Keputusan untuk meminta anggota Paskibraka melepas jilbab mereka, meskipun diklaim sebagai sukarela, menimbulkan pertanyaan besar tentang ruang yang diberikan negara kepada praktik keberagamaan individu dalam konteks simbolis seperti ini. Paksaan, langsung maupun tidak langsung, bertentangan dengan nilai-nilai Pancasila yang menempatkan Ketuhanan Yang Maha Esa sebagai salah satu pilar utama.
Sebagai bangsa yang menghargai perbedaan dan memeluk semangat inklusivitas, kita perlu berhati-hati dalam mengambil kebijakan yang bisa mengesankan adanya homogenisasi paksa yang tidak sesuai dengan kenyataan keberagaman di Indonesia.
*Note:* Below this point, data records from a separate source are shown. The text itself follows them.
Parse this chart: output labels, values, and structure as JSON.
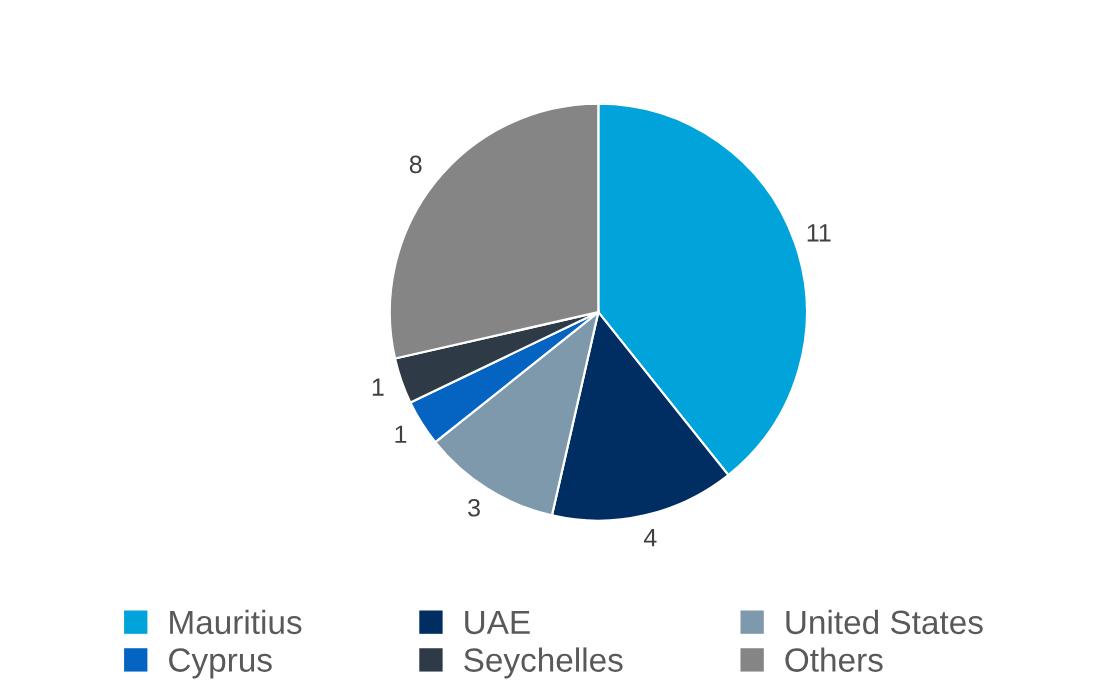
{
  "chart_data": {
    "type": "pie",
    "categories": [
      "Mauritius",
      "UAE",
      "United States",
      "Cyprus",
      "Seychelles",
      "Others"
    ],
    "values": [
      11,
      4,
      3,
      1,
      1,
      8
    ],
    "colors": [
      "#00a3da",
      "#002d62",
      "#7f99ac",
      "#0563c1",
      "#2e3a46",
      "#858585"
    ],
    "data_labels": true,
    "legend": "bottom"
  }
}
Jilbab, bagi banyak muslimah, adalah bagian tak terpisahkan dari identitas diri dan keyakinan mereka. Menghilangkan bagian ini, bahkan untuk sesaat, adalah tindakan yang bisa dianggap mengabaikan hak dasar individu.
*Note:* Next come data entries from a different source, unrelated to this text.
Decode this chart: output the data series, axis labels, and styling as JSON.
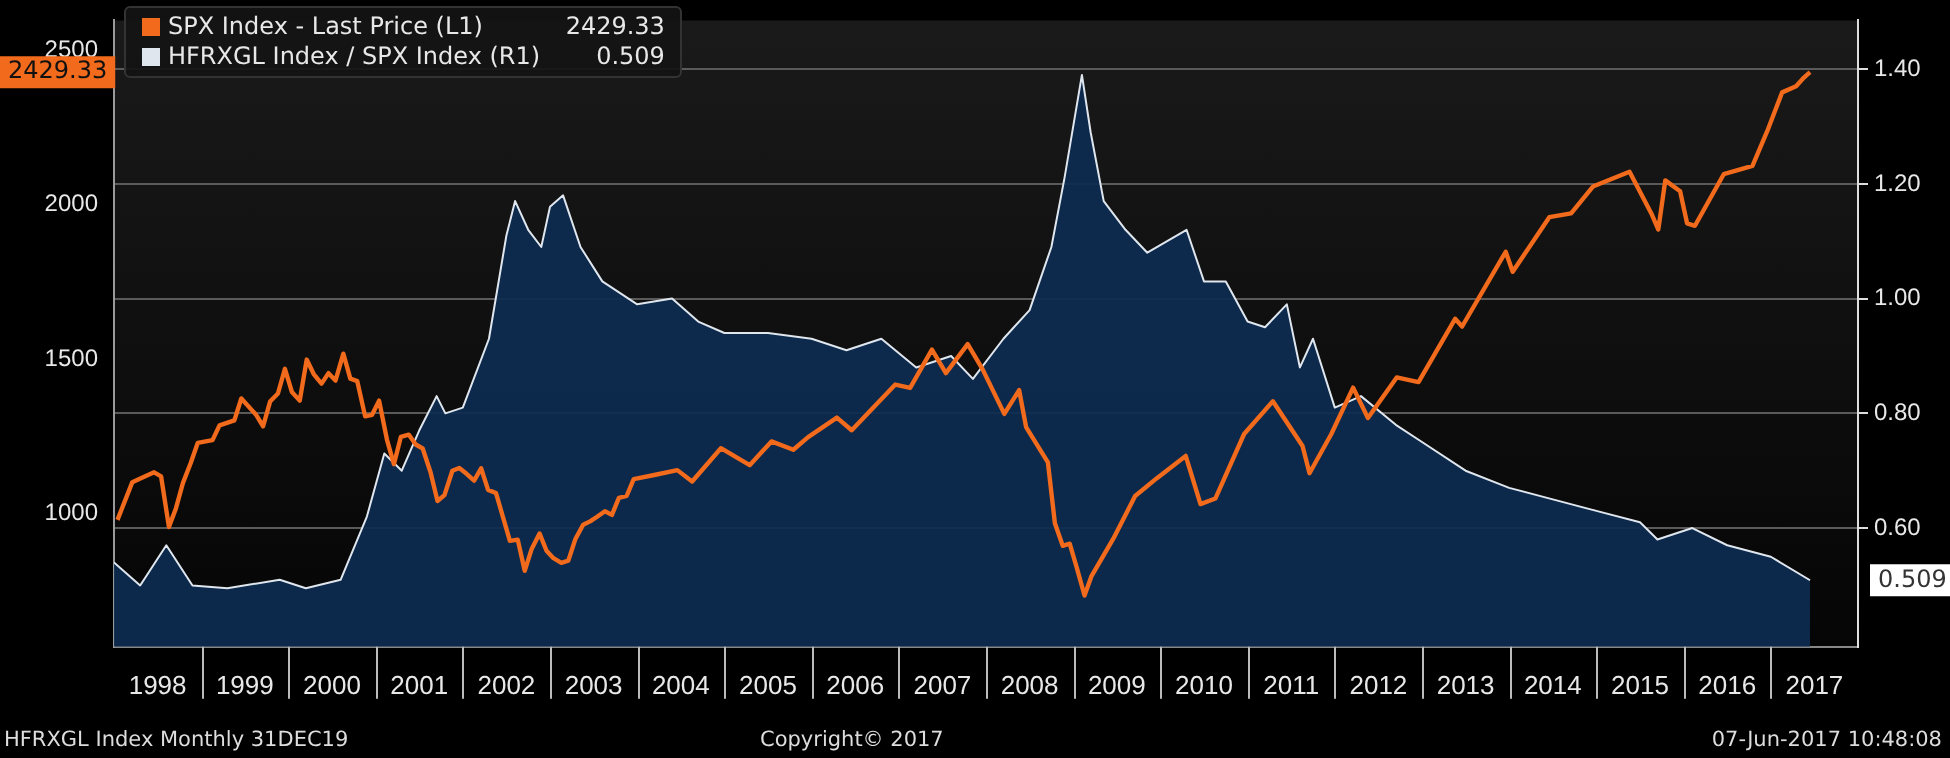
{
  "chart_data": {
    "type": "line",
    "legend": "top left",
    "grid": "y",
    "xlim": [
      1998,
      2018
    ],
    "xticks": [
      {
        "value": 1998.5,
        "label": "1998"
      },
      {
        "value": 1999.5,
        "label": "1999"
      },
      {
        "value": 2000.5,
        "label": "2000"
      },
      {
        "value": 2001.5,
        "label": "2001"
      },
      {
        "value": 2002.5,
        "label": "2002"
      },
      {
        "value": 2003.5,
        "label": "2003"
      },
      {
        "value": 2004.5,
        "label": "2004"
      },
      {
        "value": 2005.5,
        "label": "2005"
      },
      {
        "value": 2006.5,
        "label": "2006"
      },
      {
        "value": 2007.5,
        "label": "2007"
      },
      {
        "value": 2008.5,
        "label": "2008"
      },
      {
        "value": 2009.5,
        "label": "2009"
      },
      {
        "value": 2010.5,
        "label": "2010"
      },
      {
        "value": 2011.5,
        "label": "2011"
      },
      {
        "value": 2012.5,
        "label": "2012"
      },
      {
        "value": 2013.5,
        "label": "2013"
      },
      {
        "value": 2014.5,
        "label": "2014"
      },
      {
        "value": 2015.5,
        "label": "2015"
      },
      {
        "value": 2016.5,
        "label": "2016"
      },
      {
        "value": 2017.5,
        "label": "2017"
      }
    ],
    "ylim": [
      569,
      2597
    ],
    "yticks": [
      1000,
      1500,
      2000,
      2500
    ],
    "y2lim": [
      0.393,
      1.485
    ],
    "y2ticks": [
      {
        "value": 0.6,
        "label": "0.60"
      },
      {
        "value": 0.8,
        "label": "0.80"
      },
      {
        "value": 1.0,
        "label": "1.00"
      },
      {
        "value": 1.2,
        "label": "1.20"
      },
      {
        "value": 1.4,
        "label": "1.40"
      }
    ],
    "series": [
      {
        "name": "HFRXGL Index / SPX Index (R1)",
        "type": "area",
        "axis": "y2",
        "color": "#dfe6ee",
        "x": [
          1998.0,
          1998.3,
          1998.6,
          1998.9,
          1999.3,
          1999.9,
          2000.2,
          2000.6,
          2000.9,
          2001.1,
          2001.3,
          2001.5,
          2001.7,
          2001.8,
          2002.0,
          2002.3,
          2002.5,
          2002.6,
          2002.75,
          2002.9,
          2003.0,
          2003.15,
          2003.35,
          2003.6,
          2004.0,
          2004.4,
          2004.7,
          2005.0,
          2005.5,
          2006.0,
          2006.4,
          2006.8,
          2007.2,
          2007.6,
          2007.85,
          2008.2,
          2008.5,
          2008.75,
          2008.9,
          2009.1,
          2009.2,
          2009.35,
          2009.6,
          2009.85,
          2010.3,
          2010.5,
          2010.75,
          2011.0,
          2011.2,
          2011.45,
          2011.6,
          2011.75,
          2012.0,
          2012.3,
          2012.7,
          2013.0,
          2013.5,
          2014.0,
          2014.5,
          2015.0,
          2015.5,
          2015.7,
          2016.1,
          2016.5,
          2017.0,
          2017.45
        ],
        "values": [
          0.54,
          0.5,
          0.57,
          0.5,
          0.495,
          0.51,
          0.495,
          0.51,
          0.62,
          0.73,
          0.7,
          0.77,
          0.83,
          0.8,
          0.81,
          0.93,
          1.11,
          1.17,
          1.12,
          1.09,
          1.16,
          1.18,
          1.09,
          1.03,
          0.99,
          1.0,
          0.96,
          0.94,
          0.94,
          0.93,
          0.91,
          0.93,
          0.88,
          0.9,
          0.86,
          0.93,
          0.98,
          1.09,
          1.21,
          1.39,
          1.29,
          1.17,
          1.12,
          1.08,
          1.12,
          1.03,
          1.03,
          0.96,
          0.95,
          0.99,
          0.88,
          0.93,
          0.81,
          0.83,
          0.78,
          0.75,
          0.7,
          0.67,
          0.65,
          0.63,
          0.61,
          0.58,
          0.6,
          0.57,
          0.55,
          0.509
        ]
      },
      {
        "name": "SPX Index - Last Price (L1)",
        "axis": "y",
        "color": "#f26a1b",
        "x": [
          1998.04,
          1998.21,
          1998.29,
          1998.46,
          1998.54,
          1998.63,
          1998.71,
          1998.79,
          1998.88,
          1998.96,
          1999.13,
          1999.21,
          1999.38,
          1999.46,
          1999.63,
          1999.71,
          1999.79,
          1999.88,
          1999.96,
          2000.04,
          2000.13,
          2000.21,
          2000.29,
          2000.38,
          2000.46,
          2000.54,
          2000.63,
          2000.71,
          2000.79,
          2000.88,
          2000.96,
          2001.04,
          2001.13,
          2001.21,
          2001.29,
          2001.38,
          2001.46,
          2001.54,
          2001.63,
          2001.71,
          2001.79,
          2001.88,
          2001.96,
          2002.04,
          2002.13,
          2002.21,
          2002.29,
          2002.38,
          2002.46,
          2002.54,
          2002.63,
          2002.71,
          2002.79,
          2002.88,
          2002.96,
          2003.04,
          2003.13,
          2003.21,
          2003.29,
          2003.38,
          2003.46,
          2003.54,
          2003.63,
          2003.71,
          2003.79,
          2003.88,
          2003.96,
          2004.21,
          2004.46,
          2004.63,
          2004.96,
          2005.29,
          2005.54,
          2005.79,
          2005.96,
          2006.29,
          2006.46,
          2006.96,
          2007.13,
          2007.38,
          2007.54,
          2007.79,
          2007.96,
          2008.21,
          2008.38,
          2008.46,
          2008.71,
          2008.79,
          2008.88,
          2008.96,
          2009.04,
          2009.13,
          2009.21,
          2009.46,
          2009.71,
          2009.96,
          2010.29,
          2010.46,
          2010.63,
          2010.96,
          2011.29,
          2011.63,
          2011.71,
          2011.96,
          2012.21,
          2012.38,
          2012.71,
          2012.96,
          2013.38,
          2013.46,
          2013.96,
          2014.04,
          2014.46,
          2014.71,
          2014.96,
          2015.38,
          2015.63,
          2015.71,
          2015.79,
          2015.96,
          2016.04,
          2016.13,
          2016.46,
          2016.79,
          2016.96,
          2017.13,
          2017.29,
          2017.38,
          2017.45
        ],
        "values": [
          980,
          1102,
          1112,
          1134,
          1121,
          957,
          1017,
          1099,
          1164,
          1229,
          1238,
          1286,
          1302,
          1373,
          1320,
          1283,
          1363,
          1389,
          1469,
          1394,
          1366,
          1499,
          1452,
          1421,
          1455,
          1431,
          1518,
          1437,
          1429,
          1315,
          1320,
          1366,
          1240,
          1160,
          1249,
          1256,
          1224,
          1211,
          1134,
          1041,
          1060,
          1139,
          1148,
          1130,
          1107,
          1147,
          1077,
          1067,
          990,
          912,
          916,
          815,
          886,
          936,
          880,
          856,
          841,
          848,
          917,
          964,
          975,
          990,
          1008,
          996,
          1051,
          1058,
          1112,
          1126,
          1141,
          1104,
          1212,
          1157,
          1234,
          1207,
          1248,
          1311,
          1270,
          1418,
          1407,
          1531,
          1455,
          1549,
          1468,
          1323,
          1400,
          1280,
          1166,
          969,
          896,
          903,
          826,
          735,
          798,
          919,
          1057,
          1115,
          1187,
          1031,
          1049,
          1258,
          1364,
          1219,
          1131,
          1258,
          1408,
          1310,
          1441,
          1426,
          1631,
          1606,
          1848,
          1783,
          1960,
          1972,
          2059,
          2107,
          1972,
          1920,
          2079,
          2044,
          1940,
          1932,
          2099,
          2126,
          2239,
          2364,
          2384,
          2412,
          2429.33
        ]
      }
    ],
    "annotations": [
      "HFRXGL Index Monthly 31DEC19",
      "Copyright© 2017",
      "07-Jun-2017 10:48:08",
      "0.509",
      "2429.33"
    ]
  }
}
BPIP, sebagai badan yang bertanggung jawab menjaga ideologi Pancasila, perlu lebih sensitif dan inklusif dalam menyusun peraturan, terutama yang menyangkut simbol-simbol nasional. Kebinekaan adalah kekuatan kita, bukan kelemahan. Menegakkan disiplin dan keseragaman dalam upacara kenegaraan penting, tetapi tidak boleh mengorbankan kebebasan beragama dan ekspresi keyakinan yang dijamin konstitusi.
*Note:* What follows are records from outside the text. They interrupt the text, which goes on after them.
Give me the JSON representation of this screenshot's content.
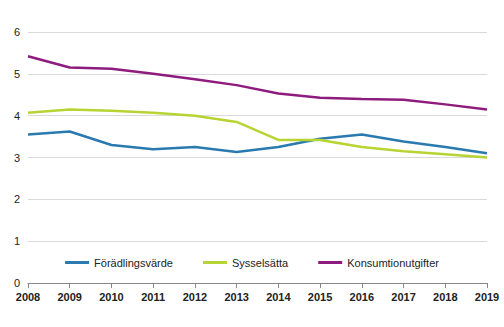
{
  "chart_data": {
    "type": "line",
    "categories": [
      "2008",
      "2009",
      "2010",
      "2011",
      "2012",
      "2013",
      "2014",
      "2015",
      "2016",
      "2017",
      "2018",
      "2019"
    ],
    "series": [
      {
        "name": "Förädlingsvärde",
        "color": "#2a7ab0",
        "values": [
          3.55,
          3.62,
          3.3,
          3.2,
          3.25,
          3.13,
          3.25,
          3.45,
          3.55,
          3.38,
          3.25,
          3.1
        ]
      },
      {
        "name": "Sysselsätta",
        "color": "#b7d433",
        "values": [
          4.07,
          4.15,
          4.12,
          4.07,
          4.0,
          3.85,
          3.42,
          3.42,
          3.25,
          3.15,
          3.08,
          3.0
        ]
      },
      {
        "name": "Konsumtionutgifter",
        "color": "#8e1b7e",
        "values": [
          5.42,
          5.15,
          5.12,
          5.0,
          4.87,
          4.73,
          4.53,
          4.43,
          4.4,
          4.38,
          4.27,
          4.15
        ]
      }
    ],
    "ylim": [
      0,
      6
    ],
    "yticks": [
      0,
      1,
      2,
      3,
      4,
      5,
      6
    ],
    "grid": true,
    "legend": "bottom"
  }
}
Harapannya bahwa ke depan, semua pihak dapat duduk bersama untuk menemukan solusi yang mengakomodasi kebutuhan seragam nasional dengan tetap menghormati hak-hak individual para anggota Paskibraka. Dengan begitu, kita bisa menjaga semangat persatuan dan kebinekaan yang telah menjadi identitas bangsa ini sejak lama.